There is no reason, Mrs Winser said, to go to a politically unstable country. The weekend encourages reconnaissance visits to the host country to make contact with local people, including scientists.

"That dialogue so often produces a successful expedition. One (student group) had a very strong scientific proposal to do surveys and inventories in a new national park in the Philippines. But when they got there, they discovered that Japanese tourists were flooding in and doing quite a lot of damage. What the park needed was nature trails, and they (the group members) were able to suggest ways of minimising the tourist damage."

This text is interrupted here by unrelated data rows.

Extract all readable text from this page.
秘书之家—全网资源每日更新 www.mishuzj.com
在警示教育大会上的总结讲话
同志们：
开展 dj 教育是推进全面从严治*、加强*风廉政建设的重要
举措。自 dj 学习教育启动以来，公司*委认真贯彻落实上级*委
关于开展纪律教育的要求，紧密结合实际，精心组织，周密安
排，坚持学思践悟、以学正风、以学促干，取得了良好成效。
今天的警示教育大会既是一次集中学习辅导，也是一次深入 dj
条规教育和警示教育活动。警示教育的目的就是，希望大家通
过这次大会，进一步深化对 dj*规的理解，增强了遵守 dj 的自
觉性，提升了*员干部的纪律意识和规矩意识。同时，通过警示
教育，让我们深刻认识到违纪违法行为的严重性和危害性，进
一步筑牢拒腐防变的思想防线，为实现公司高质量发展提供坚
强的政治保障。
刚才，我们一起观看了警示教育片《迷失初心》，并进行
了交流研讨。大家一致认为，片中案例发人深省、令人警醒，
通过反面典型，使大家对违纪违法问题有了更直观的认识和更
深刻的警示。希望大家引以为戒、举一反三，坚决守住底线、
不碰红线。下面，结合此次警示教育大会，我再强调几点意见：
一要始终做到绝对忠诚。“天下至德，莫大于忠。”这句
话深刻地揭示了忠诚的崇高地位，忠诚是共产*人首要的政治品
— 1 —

Chatting to other participants over the weekend elicits constructive criticism that can help students clarify their options, Mrs Winser said. "People can say, 'That's not a particularly brilliant country because they really don't like undergraduate expeditions - wouldn't you like to go somewhere where you'd be more welcome?'" Mrs Winser said field research has come back in vogue of late. Despite previous assumptions that most solutions would stem from satellite monitoring and modelling, fieldwork and underlying research are still crucial. Undergraduate research expeditions tend to be a cheap and effective way of doing this. "Students have the energy and enthusiasm to reach the parts others cannot when they have teaching commitments and mortgages. It is much more difficult for senior academics to get out into the field for long periods of time."

Professor Allison stressed the educational importance of expeditions, which not only give students the chance to develop personally, but also to learn.

"A scientific expedition is not people going into the jungle with pith helmets. It's giving young people the opportunity to undertake a piece of scientific research, and the EAC is there to give support to minimise the risks of having accidents and of doing a bad piece of research."

One of the things students need to think about is how they will present their findings, Mrs Winser said. "It would be a great sadness if they raise thousands of £ to collect data that never see the light of day. We are interested in sound recording, film-making and report writing, and how a narrow project might integrate into a wider programme."

Mrs Winser laments the fact that so many organisations now market an "expedition experience" to universities that students are becoming nervous about organising their own. "Turning your own dream into a reality is a very, very different kettle of fish from paying your money and going on an adventure holiday-type expedition," she said.

Sir Ranulph has no doubt that the benefit to students of doing it themselves far outweighs the difficulties. "It indisputably widens their experience and sparks different elements of their character that might otherwise never be kick-started," he said.

"It opens new horizons to these individuals that they did not know existed, and their world becomes a hell of a lot less narrow. This is happening at a time when they can change their career direction, so it is critical."